The above commenter's statement is incorrect. There are two differences between the formula you are calling "combined" variance and the formula you are calling "pooled" variance. One difference is relatively minor, while another difference is more substantive. To homogenize notation, let me index my groups as 1 and 2 in the pooled variance case as well, so
$$S_p^2 = \frac{(n_1-1)S_1^2 + (n_2 - 1) S_2^2}{n_1 + n_2 - 2}$$
A first difference between the pooled and combined variance formulas you have displayed is that the pooled variance formula given here contains what is known as a "degrees of freedom" correction. The point is that the usual sample variance formula divides by $n-1$ instead of $n$, as doing so produces an unbiased estimate for the population variance.
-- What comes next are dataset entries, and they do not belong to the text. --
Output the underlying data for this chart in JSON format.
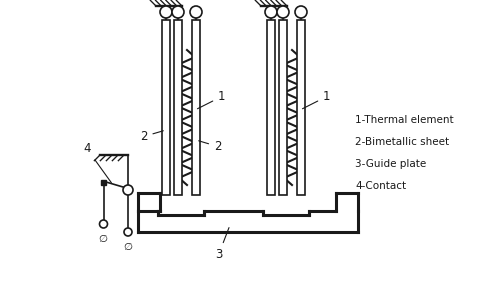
{
  "bg_color": "#ffffff",
  "line_color": "#1a1a1a",
  "lw": 1.2,
  "lw_thick": 2.2,
  "legend_items": [
    "1-Thermal element",
    "2-Bimetallic sheet",
    "3-Guide plate",
    "4-Contact"
  ]
}
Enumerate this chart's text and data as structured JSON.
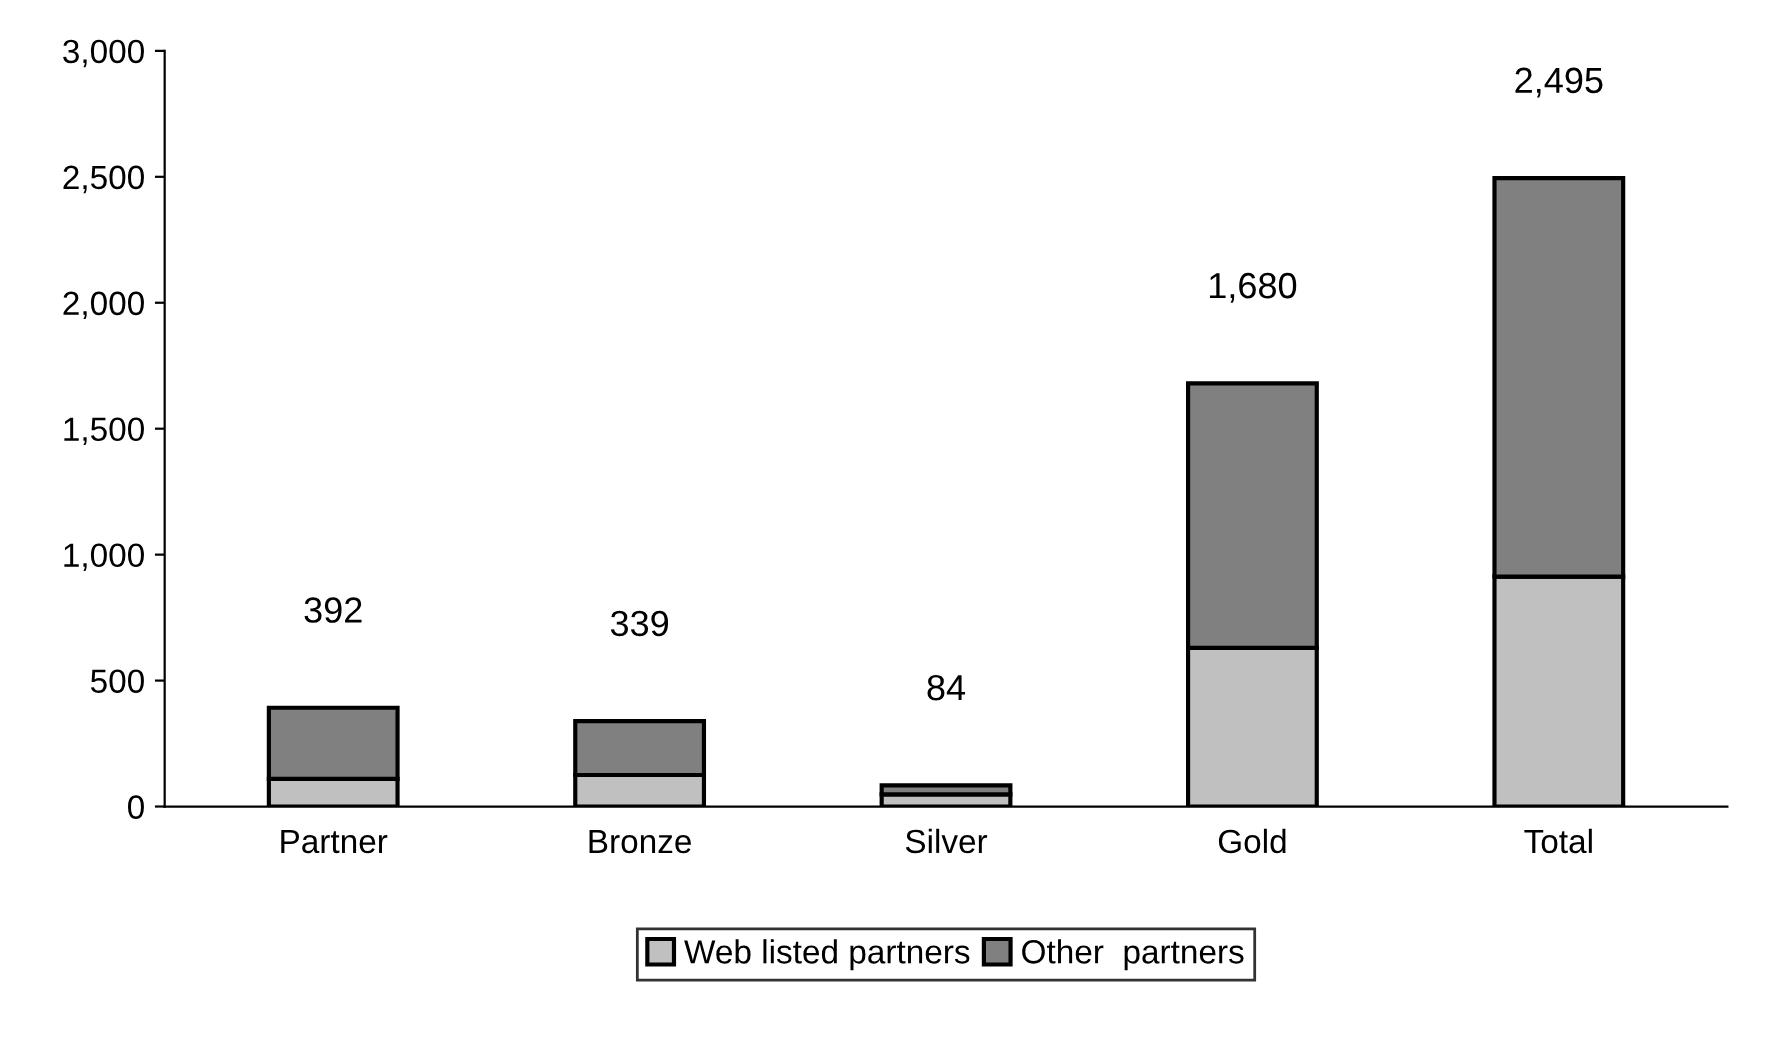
{
  "chart_data": {
    "type": "bar",
    "stacked": true,
    "categories": [
      "Partner",
      "Bronze",
      "Silver",
      "Gold",
      "Total"
    ],
    "series": [
      {
        "name": "Web listed partners",
        "color": "#c0c0c0",
        "values": [
          110,
          125,
          48,
          630,
          913
        ]
      },
      {
        "name": "Other  partners",
        "color": "#808080",
        "values": [
          282,
          214,
          36,
          1050,
          1582
        ]
      }
    ],
    "totals": [
      "392",
      "339",
      "84",
      "1,680",
      "2,495"
    ],
    "ylim": [
      0,
      3000
    ],
    "yticks": [
      0,
      {
        "value": 500,
        "label": "500"
      },
      {
        "value": 1000,
        "label": "1,000"
      },
      {
        "value": 1500,
        "label": "1,500"
      },
      {
        "value": 2000,
        "label": "2,000"
      },
      {
        "value": 2500,
        "label": "2,500"
      },
      {
        "value": 3000,
        "label": "3,000"
      }
    ],
    "grid": false,
    "legend": "bottom"
  }
}
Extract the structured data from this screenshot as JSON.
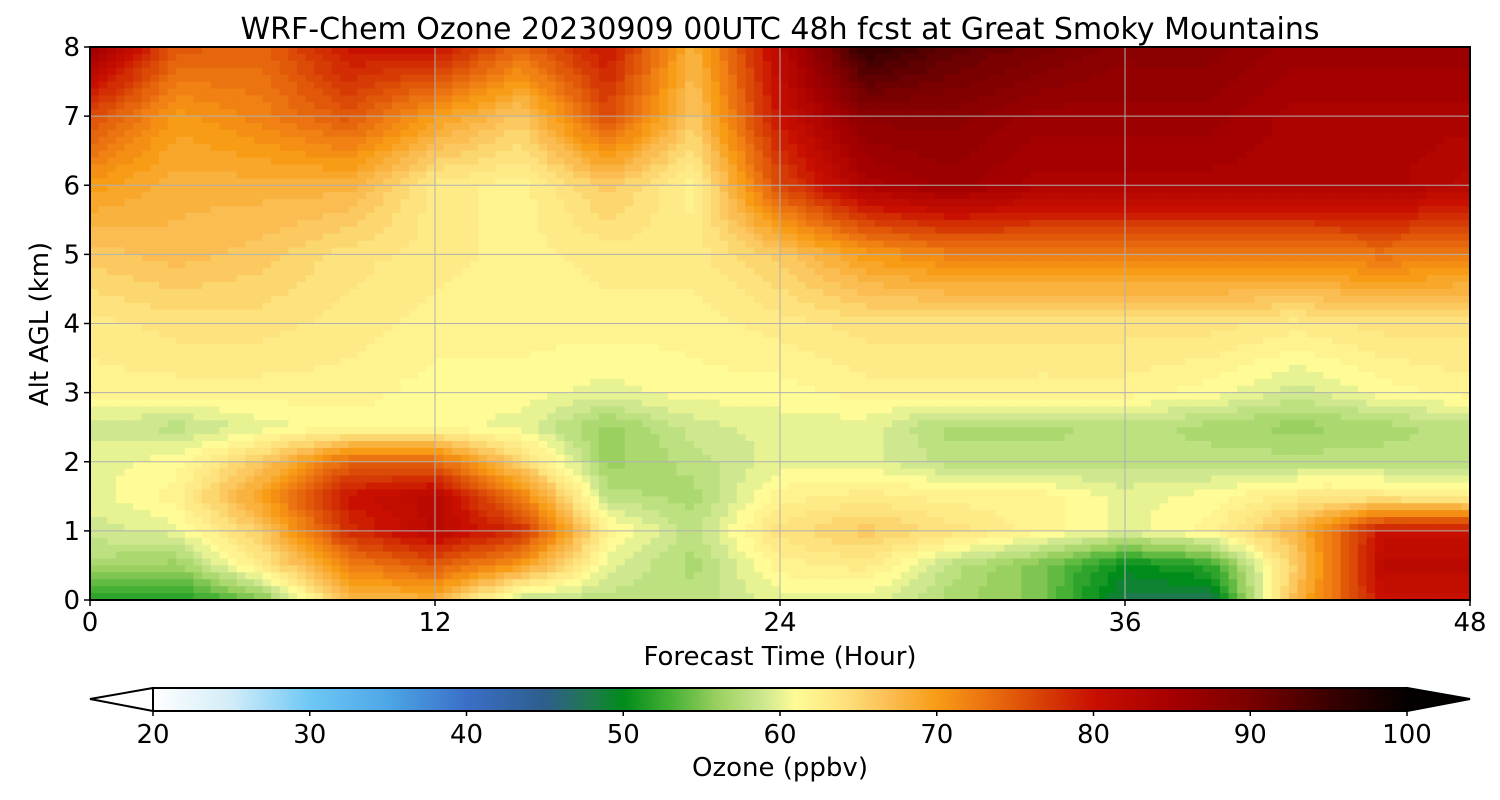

When $n$ is large, this distinction hardly matters, so in discussing the second distinction, I will largely ignore it and consider the following version of the pooled variance formula
$$S_p^2 = \frac{n_1 S_1^2 + n_2 S_2^2}{n_1 + n_2}$$
After making this change, it is pretty easy to see that this pooled variance formula is still not the same as the combined variance formula. To understand the distinction, it is useful to think about populations rather than samples. In population, a well known result in probability is the so-called law of total variance, which states that for random variables $Y,X$,
$$\mathrm{Var}(X) = \mathbb E[\mathrm{Var}(X|Y)] + \mathrm{Var}(\mathbb E[X | Y])$$
In the context of pooled/combined variances, we can take $X$ to be the outcome which you are measuring and $Y$ to be which group somebody belongs to, so $Y = 1$ or $Y= 2$. The law of total variance would then read
$$\begin{aligned}\mathrm{Var}(X) &= \mathrm{Var}(X | Y = 1) \mathrm{Pr}(Y = 1) + \mathrm{Var}(X | Y = 2) \mathrm{Pr}(Y = 2)\\
&= \left(\mathbb E[X | Y = 1] - \mathbb E[X]\right)^2\mathrm{Pr}(Y = 1) + \left(\mathbb E[X | Y = 2] - \mathbb E[X]\right)^2\mathrm{Pr}(Y = 2)\end{aligned}$$
Now, with this formula in mind, we can better understand the formula for $S_c^2$. Note the following:
- $n_1 / (n_1 + n_2)$ is the sample analogue of $\mathrm{Pr}(Y = 1)$ while $n_2 / (n_1 + n_2)$ is the sample analogue of $\mathrm{Pr}(Y = 1)$
- $S_1^2$ is the sample analogue for $\mathrm{Var}(X | Y = 1)$ while $S_2^2$ is the sample analogue for $\mathrm{Var}(X | Y = 2)$.
- $\bar X_1$ is the sample analogue of $\mathbb E[X | Y = 1]$ while $\bar X_2$ is the sample analogue of $\mathbb E[X | Y = 2]$.
- $\bar X_c$ is the sample analogue of $\mathbb E[X]$.
From this, you can see that $S_c^2$ simply decomposes the variance of the outcome $X$ in terms of its "within group" and "between group" components. By contrast, $S_p^2$ only includes the variance within group. Thus, $S_c^2$ and $S_p^2$ correspond to subtly different questions. In particular, $S_c^2$ asks "if I drew a random observation from the entire population (i.e. where my draws could randomly come from group 1 or group 2), what is the variance of that draw" whereas $S_p^2$ asks the question "if I drew a random observation from the population but also recorded whether the observation was from group 1 or from group 2, how much variance would the prediction error of that draw be if I took the mean from the respective group as my prediction?"
One other thing to add. Because $S_p^2$ and $S_c^2$ are related via a variance decomposition and variances can only be non-negative, this implies that (unless $n_1, n_2$ are very small), we should expect that to the extent that the two numbers are different, $S_c^2$ should be larger.